Fewer people every year are covered by private insurance through their employers. More people are covered by Medicaid and Medicare and ultimately taxpayers.

Every president since FDR has tried to solve the problem. The ACA was a poor, quick compromise. The recently defeated AHCA plan was big on reducing the taxes for the rich and reducing benefits for the poor.

A fair plan is to lower Medicare to birth and everybody pay $100 per month for what benefits seniors get. Additional insurance can be purchased to cover deductibles. It would solve the healthcare problems and fix the budget shortfall on healthcare.

That will never happen because there’s too much money being made with today’s mesh-mash system! Think that is why the rich live a longer, happier life? Trickle-down economics means a trickle for healthcare!

Baseline Syndrome

During an episode of Madam Secretary Secretary McCord used and explained the term “baseline syndrome.” In the story it referred to the creep of climate change. Each generation starts at a higher temperature and a more damaged ecology than the previous generation did so they don’t feel the cumulative change and damage.
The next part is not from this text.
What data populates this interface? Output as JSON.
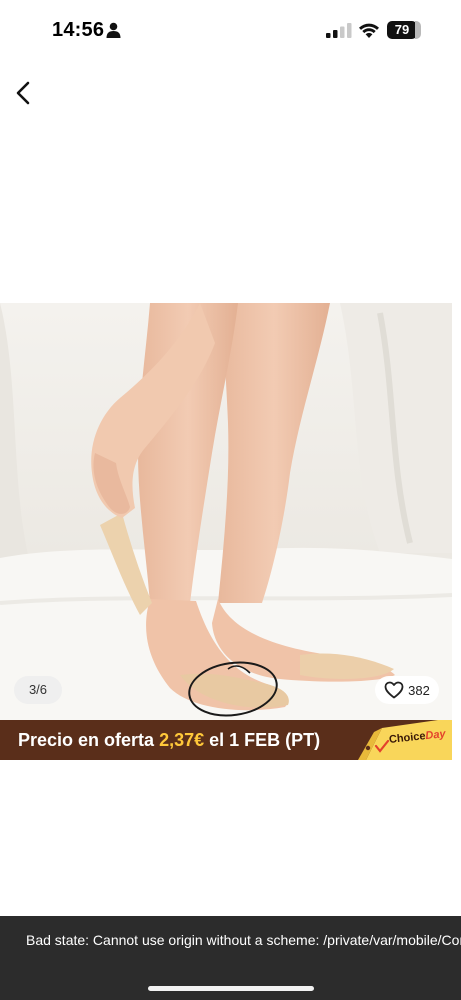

The same term can apply to many situations. In the military it is called mission creep. We send 500 troops in a year with little discussion. The next year another 750 are sent which gets little discussion because it’s a little more than last year but less than 1,000. A 1,000 is big enough to sound huge. Carefully timed steps are better than one big step.

Small budget cuts that pertain to a small number of people are easier to get through than a bigger more widespread cut. Cumulative cuts are less provocative to many groups or people.

A public official might abhor any corruption but watch a game from a V.I.P. Box. The official might then allow their child to take a high paid job from someone who wants some help on some pending legislation.

A generation ago we valued our privacy. Today people put their most intimate details on social media for strangers to read.

Television, broadcast and cable shows get more risqué and violent each year as people get used to the previous level. Talk shows drag their audiences farther left and right to keep their share of ratings.

Baseline Syndrome is why those of my age group are able to talk about “the good ole’ days.”